Quote:
Originally Posted by bsquared
we can just use lefttoright sliding windows to get the number of multiplications down to 102989 plus precomputing 2^12 odd multipliers x^b, 1 <= b < 2^k (b odd), using the (optimal) max window size k=13.

Yes, I've used the popular sliding window name, but here there is no such precomputation here. Yeah it is hard to believe there is such an algorithm, because in that sliding window you are actually doing many squaring, so you could not reach less than log2(N)=b multiplications, that is a complexity barrier here. But as I've written with the given x^(2^e) you can reach ~b/2 multiplications if you are using only the bits=1, what is now lower than the barrier. But there is another type of "precomputation" when in y[k] you're accumulating the products you needed to raise to the kth power.

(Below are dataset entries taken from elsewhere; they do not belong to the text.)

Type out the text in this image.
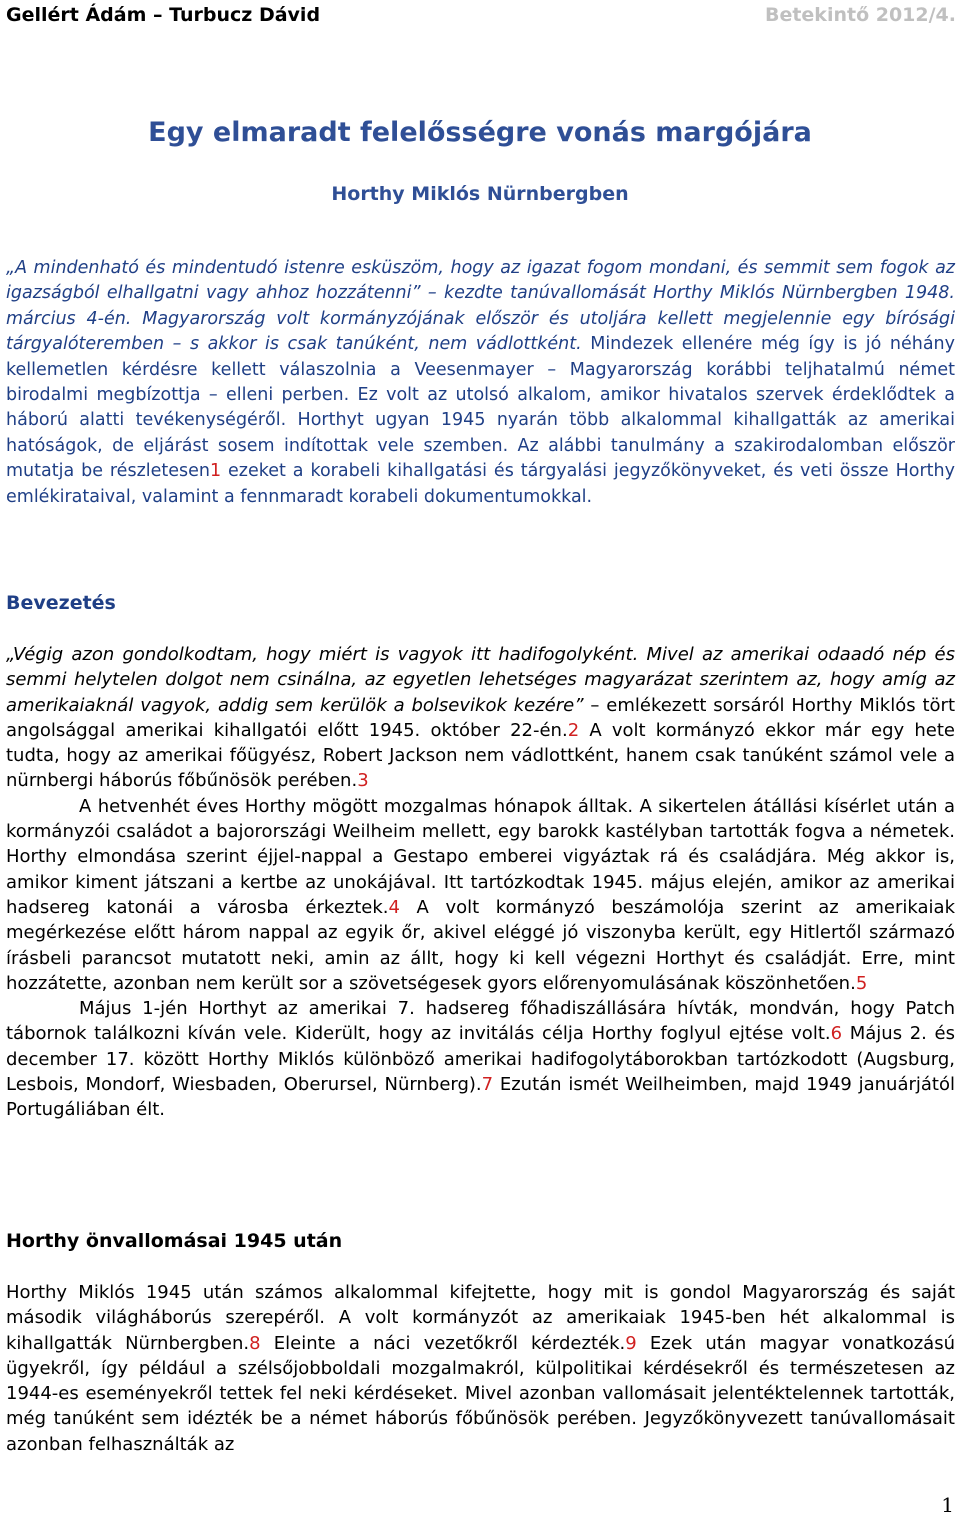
Gellért Ádám – Turbucz Dávid	Betekintő 2012/4.
Egy elmaradt felelősségre vonás margójára
Horthy Miklós Nürnbergben
„A mindenható és mindentudó istenre esküszöm, hogy az igazat fogom mondani, és semmit sem fogok az igazságból elhallgatni vagy ahhoz hozzátenni” – kezdte tanúvallomását Horthy Miklós Nürnbergben 1948. március 4-én. Magyarország volt kormányzójának először és utoljára kellett megjelennie egy bírósági tárgyalóteremben – s akkor is csak tanúként, nem vádlottként. Mindezek ellenére még így is jó néhány kellemetlen kérdésre kellett válaszolnia a Veesenmayer – Magyarország korábbi teljhatalmú német birodalmi megbízottja – elleni perben. Ez volt az utolsó alkalom, amikor hivatalos szervek érdeklődtek a háború alatti tevékenységéről. Horthyt ugyan 1945 nyarán több alkalommal kihallgatták az amerikai hatóságok, de eljárást sosem indítottak vele szemben. Az alábbi tanulmány a szakirodalomban először mutatja be részletesen1 ezeket a korabeli kihallgatási és tárgyalási jegyzőkönyveket, és veti össze Horthy emlékirataival, valamint a fennmaradt korabeli dokumentumokkal.
Bevezetés

„Végig azon gondolkodtam, hogy miért is vagyok itt hadifogolyként. Mivel az amerikai odaadó nép és semmi helytelen dolgot nem csinálna, az egyetlen lehetséges magyarázat szerintem az, hogy amíg az amerikaiaknál vagyok, addig sem kerülök a bolsevikok kezére” – emlékezett sorsáról Horthy Miklós tört angolsággal amerikai kihallgatói előtt 1945. október 22-én.2 A volt kormányzó ekkor már egy hete tudta, hogy az amerikai főügyész, Robert Jackson nem vádlottként, hanem csak tanúként számol vele a nürnbergi háborús főbűnösök perében.3

A hetvenhét éves Horthy mögött mozgalmas hónapok álltak. A sikertelen átállási kísérlet után a kormányzói családot a bajorországi Weilheim mellett, egy barokk kastélyban tartották fogva a németek. Horthy elmondása szerint éjjel-nappal a Gestapo emberei vigyáztak rá és családjára. Még akkor is, amikor kiment játszani a kertbe az unokájával. Itt tartózkodtak 1945. május elején, amikor az amerikai hadsereg katonái a városba érkeztek.4 A volt kormányzó beszámolója szerint az amerikaiak megérkezése előtt három nappal az egyik őr, akivel eléggé jó viszonyba került, egy Hitlertől származó írásbeli parancsot mutatott neki, amin az állt, hogy ki kell végezni Horthyt és családját. Erre, mint hozzátette, azonban nem került sor a szövetségesek gyors előrenyomulásának köszönhetően.5

Május 1-jén Horthyt az amerikai 7. hadsereg főhadiszállására hívták, mondván, hogy Patch tábornok találkozni kíván vele. Kiderült, hogy az invitálás célja Horthy foglyul ejtése volt.6 Május 2. és december 17. között Horthy Miklós különböző amerikai hadifogolytáborokban tartózkodott (Augsburg, Lesbois, Mondorf, Wiesbaden, Oberursel, Nürnberg).7 Ezután ismét Weilheimben, majd 1949 januárjától Portugáliában élt.

Horthy önvallomásai 1945 után

Horthy Miklós 1945 után számos alkalommal kifejtette, hogy mit is gondol Magyarország és saját második világháborús szerepéről. A volt kormányzót az amerikaiak 1945-ben hét alkalommal is kihallgatták Nürnbergben.8 Eleinte a náci vezetőkről kérdezték.9 Ezek után magyar vonatkozású ügyekről, így például a szélsőjobboldali mozgalmakról, külpolitikai kérdésekről és természetesen az 1944-es eseményekről tettek fel neki kérdéseket. Mivel azonban vallomásait jelentéktelennek tartották, még tanúként sem idézték be a német háborús főbűnösök perében. Jegyzőkönyvezett tanúvallomásait azonban felhasználták az

1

To get an inside where I've gotten the idea, when you want to multiple by x^63 with the traditional method you need 6 multiplications but with:
1. multiple x and x^4 to get x^5
2. multiple x^5 and x^16 to get x^21
3. square x^21 to get x^42
4. multiple x^21 and x^42 to get x^63
You need only 5, because you need to multiple the partial product by x^63. But now it is already a gain over the classical method. Found this in my head, without computer, and actually this is the smallest counterexample.
You can do even better multiple by x^64 and divide by x. Using only 3 mults total. Similar to your method.
And here x is NOT fixed, but if you extract those x bases using the given N exponent/residues and see what you need to raise to the k=63 or any power in the window you can save lots of work, what we reached with the optimal E=13.